Wii-controllers and mobile phones already allow a user to interface with a computer using orientation and motion. We attempt to take an alternative route by handing the user a predetermined physical object. By analyzing the object with a fixed camera, we allow the user to tilt and rotate the object and translate these movements to an object on the screen. Possible applications we can think of are
artists: connect the physical object to a flexible piece of material and place it in any orientation to translate that orientation directly to a computer. Now you could for example digitally paint the object with one hand while rotating or tilting the object with the other
gaming: although line of vision is a requirement, four people could sit on a couch holding one object each and play a game on the tv. Simple gestures could be implemented to serve as function keys (i.e., buttons)
The way in which this project differs most is in not using a device with a set of gyroscopes as our physical object (i.e., some kind of Wii controller).
Project setup
A laptop, a 720p HD camera and a unilateral tetrahedron consisting of four colored spheres on each of the corners. We used wooden sticks, styrofoam spheres, some glue and four colored markers for the tetrahedron. Proper lighting is required, preferably daylight by placing the camera near a window pointing away from the window.
We used the Processing toolkit along with the JMyron and OBJLoader plugins for Processing. Although we do not use the JMyron detection features, we do use its core image processing structure for accessing the camera pixel data efficiently. The OBJLoader plugin is used to load a 3D model that is displayed in a OpenGL window.
We start the application, allow it to capture a few frames for the initial background model and introduce the physical object after this is completed. The object on the screen is rotated and/or tilted whenever the camera detects all four colored corners of the physical object.
Image detection
We implemented a statistical background detection algorithm to separate foreground and background pixels. The foreground pixels that remain are then classified:
human skintone (to prevent our hand being detected as the magenta colored sphere)
shadow pixels (to increase performance by eliminating inadmissible pixels early on)
one of the four sphere colors (determined by four ranges of a hue values)
For each of the four sphere colors, clusters of pixels that are too small, too large or too sparse are eliminated. We then pick the largest remaining blobs per color. If we found a blob of each color, we designate the center coordinates of each blob/sphere as one of the four tethrahedron corners and send the coordinates to the display process (which will use a simple averaging mechanism to remove jitter and erratic motion).
The yellow sphere is used for tilt (top of the tetrahedron), the other three spheres represent the base of the tetrahedron and are used for rotation. The clockwise orientation of the three base spheres tell us whether the yellow sphere is "in front" or "behind" the base plane (relative to the camera). By using known properties of unilateral tetrahedra, we convert these 2D coordinates to 3D and subsequently calculate the resulting 3D orientation of the object on the screen.

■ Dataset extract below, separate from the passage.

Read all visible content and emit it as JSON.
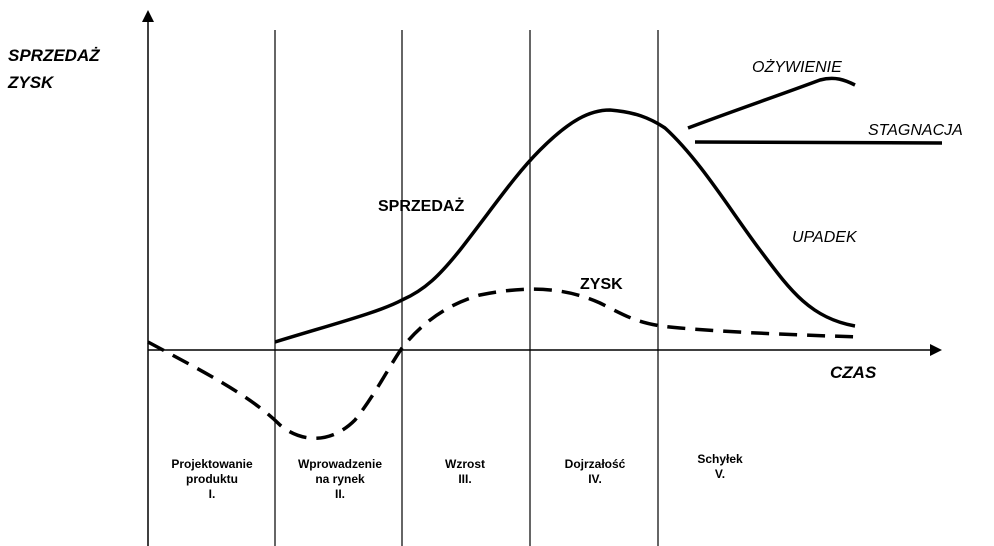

Performance, accuracy and usability
We used a cheap camera, an asus eee 901 laptop, a non-accurate tetrahedron and styrofoam spheres colored non-uniformly with a marker. Proper lighting conditions resulted in decent accuracy, tweaking the parameters was needed when using artifical lighting. The detection framerate was about 6-10 frames per second at 640x480, which we found was small enough to keep things "interactive".
Demo
The demo is split into two parts due to technical issues displaying both visual feeds at the same time. The second demo was recorded shortly after the first demo, using the same setup and settings.
Demo 1:
This shows the detection part. At the start, only the detected sphere pixels are shown. After a while, all the foreground pixels are shown (including shadow pixels). Shortly after, some lighting condition changes, causing alot of background pixels to be detected as shadow pixels.
Demo 2:
This shows the 3D object that rotates and tilts based on detected sphere coordinates. Note that the movements are not based on the first demo; this is a second recording.